In a 101 page report, the agency accused the Ugandan government of diverting European procured weapons into war-torn South Sudan which included assault rifles, ammunition and fighter jets.
“Confirming longstanding allegations, CAR field researchers documented ammunition in South Sudan, and with allied forces in neighboring Sudan, that three E.U. states supplied to Uganda in 2014 and 2015,” the report said.
It was indicated in the report that in one case, a network of U.S. and Ugandan companies controlled by British, Israeli, Uganda, and U.S. nationals – with companies registered in Uganda and the U.S. – procured at least one L-39 trainer/ground attack plane from the United States and an Austrian made Diamond DA42 surveillance aircraft.
It was said that the two jets entered the war tone country at different periods of time saying that “The Diamond DA42 entered service with the Sudan People’s Liberation Army in 2015 and the L-39 in 2016.”
According to the research agency, researchers were deployed in every region in South Sudan between May 2014 and June 2017, documenting weapon and ammunition holdings of armed groups including the SPLA and SPLA-in Opposition (SPLA-IO), the armed wing of rival Riek Machar’s political movement.
The dossier released on Thursday is the result of a four-year investigation and was released after South Sudan rival leaders signed a peace agreement in September.
The peace deal has since ended the nearly five year conflict in which almost more than 383,000 people were killed.
However, this year in July, the United Nations Security Council imposed new arms embargo on South Sudan, but the ammunition documented by the war research agency indicate that it entered South Sudan much earlier.
Surprisingly, the research findings suggest that neither the original supplier companies, nor the U.S. or Austrian governments were aware that the aircraft specifically might be re-transferred to South Sudan.
“The re-transfer from Uganda to South Sudan may have breached end-use or non-transfer commitments made to exporters as a prior condition of sale,” reads part of the report.
It was also documented that an assortment of 128 weapons ranging from assault rifles, and anti-tank guided weapons to man-portable air defense systems (MANPADS) and main battle tanks, as well as over 200,000 rounds of ammunition and other military materiel were used in the conflict across South Sudan for the period of over four years.

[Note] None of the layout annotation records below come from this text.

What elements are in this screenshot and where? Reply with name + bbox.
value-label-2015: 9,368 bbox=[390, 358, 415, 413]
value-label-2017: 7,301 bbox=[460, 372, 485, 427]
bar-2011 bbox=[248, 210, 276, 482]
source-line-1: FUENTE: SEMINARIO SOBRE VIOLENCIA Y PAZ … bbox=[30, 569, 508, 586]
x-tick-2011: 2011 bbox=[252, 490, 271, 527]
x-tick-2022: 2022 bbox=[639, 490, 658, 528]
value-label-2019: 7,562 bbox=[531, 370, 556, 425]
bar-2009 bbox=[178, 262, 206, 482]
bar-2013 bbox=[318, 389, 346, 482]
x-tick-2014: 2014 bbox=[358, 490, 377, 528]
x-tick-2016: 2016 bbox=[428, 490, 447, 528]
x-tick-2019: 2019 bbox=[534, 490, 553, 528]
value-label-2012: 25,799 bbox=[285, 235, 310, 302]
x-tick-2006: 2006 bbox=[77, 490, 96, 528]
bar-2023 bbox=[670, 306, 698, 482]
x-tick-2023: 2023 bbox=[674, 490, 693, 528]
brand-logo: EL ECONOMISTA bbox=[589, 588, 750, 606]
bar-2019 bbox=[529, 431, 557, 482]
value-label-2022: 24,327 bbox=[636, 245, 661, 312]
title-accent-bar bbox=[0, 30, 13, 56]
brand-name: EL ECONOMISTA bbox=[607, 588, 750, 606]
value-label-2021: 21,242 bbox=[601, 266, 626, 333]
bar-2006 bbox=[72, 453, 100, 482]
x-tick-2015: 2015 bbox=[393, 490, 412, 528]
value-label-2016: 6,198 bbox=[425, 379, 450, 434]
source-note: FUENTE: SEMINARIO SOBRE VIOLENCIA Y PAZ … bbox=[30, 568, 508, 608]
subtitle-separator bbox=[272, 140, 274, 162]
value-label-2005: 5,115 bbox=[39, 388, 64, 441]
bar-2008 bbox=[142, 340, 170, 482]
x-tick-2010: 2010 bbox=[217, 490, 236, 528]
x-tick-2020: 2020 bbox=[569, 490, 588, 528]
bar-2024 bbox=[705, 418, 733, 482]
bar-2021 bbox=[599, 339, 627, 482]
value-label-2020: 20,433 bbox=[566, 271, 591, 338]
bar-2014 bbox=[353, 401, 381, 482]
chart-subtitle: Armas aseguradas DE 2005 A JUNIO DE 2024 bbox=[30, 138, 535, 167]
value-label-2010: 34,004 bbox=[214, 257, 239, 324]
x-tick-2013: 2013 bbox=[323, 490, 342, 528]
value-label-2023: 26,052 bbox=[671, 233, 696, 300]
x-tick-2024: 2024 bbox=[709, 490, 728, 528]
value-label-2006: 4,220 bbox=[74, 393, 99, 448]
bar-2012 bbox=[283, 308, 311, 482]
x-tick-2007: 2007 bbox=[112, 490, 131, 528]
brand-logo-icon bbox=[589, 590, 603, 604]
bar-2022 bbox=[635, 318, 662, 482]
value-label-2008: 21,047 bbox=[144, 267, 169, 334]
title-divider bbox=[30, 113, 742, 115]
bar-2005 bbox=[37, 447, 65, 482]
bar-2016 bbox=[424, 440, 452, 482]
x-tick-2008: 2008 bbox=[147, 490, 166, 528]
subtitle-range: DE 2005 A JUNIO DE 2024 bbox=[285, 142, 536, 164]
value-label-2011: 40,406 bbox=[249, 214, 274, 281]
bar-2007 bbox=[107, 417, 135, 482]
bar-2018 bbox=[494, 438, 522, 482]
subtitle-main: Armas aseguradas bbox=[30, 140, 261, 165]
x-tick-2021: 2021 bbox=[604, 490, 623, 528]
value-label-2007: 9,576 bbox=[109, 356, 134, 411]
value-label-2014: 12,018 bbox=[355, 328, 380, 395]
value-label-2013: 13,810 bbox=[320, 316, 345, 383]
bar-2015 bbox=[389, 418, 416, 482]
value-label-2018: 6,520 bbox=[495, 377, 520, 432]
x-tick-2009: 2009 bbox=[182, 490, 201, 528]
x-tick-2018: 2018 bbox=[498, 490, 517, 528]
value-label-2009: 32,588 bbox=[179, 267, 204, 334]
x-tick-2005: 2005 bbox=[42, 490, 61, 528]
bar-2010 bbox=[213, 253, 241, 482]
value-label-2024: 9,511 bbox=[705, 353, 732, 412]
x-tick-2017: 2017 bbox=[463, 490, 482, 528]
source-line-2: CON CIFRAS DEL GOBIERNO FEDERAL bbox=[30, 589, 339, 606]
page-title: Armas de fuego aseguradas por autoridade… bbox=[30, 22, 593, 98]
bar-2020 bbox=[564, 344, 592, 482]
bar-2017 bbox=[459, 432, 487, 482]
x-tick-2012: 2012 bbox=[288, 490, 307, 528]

The report also revealed secret shipments of Sudanese and Chinese-manufactured weapons from Sudan to opposition fighters in South Sudan by air and land from 2014 until mid-2015.
While appearing on Aljazeera on Thursday, South Sudan army spokesperson General Lul Ruai Koang stated that “We did what was required of us to restock, resupply and defend the territorial integrity and to defend the democratic government from being toppled using illegal means.”
The equipment was purchased, “whether it came through Uganda or not, we had a legitimate cost, we had a good reason at a time South Sudan was fighting the rebellion,” Koang added.
Koang also said that South Sudan is a sovereign state and has the right to enter into contractual deals with any country it wishes for supply of weapons.
The report says Israel stopped supplying weapons to South Sudan in 2013, but China shipped large quantities of weapons and ammunition in 2014, the United Arab Emirates shipped armored personnel carriers in 2014 and Ukraine sent weapons in 2014 and 2016.
Efforts to reach Mr Ofwono Opondo the Uganda government spokesperson to give comment were futile as he could not be reached.
Uganda signed a military and defense cooperation agreement with South Sudan in October 2014.
In the agreement Kampala committed to procure arms for Juba sanctioned by the UN and EU.
The bilateral agreement was however transcendent by the regional IGAD peace agreement of August 2015, which ceased escalation of hostilities and member states also committed to stop military support to either side of the conflict.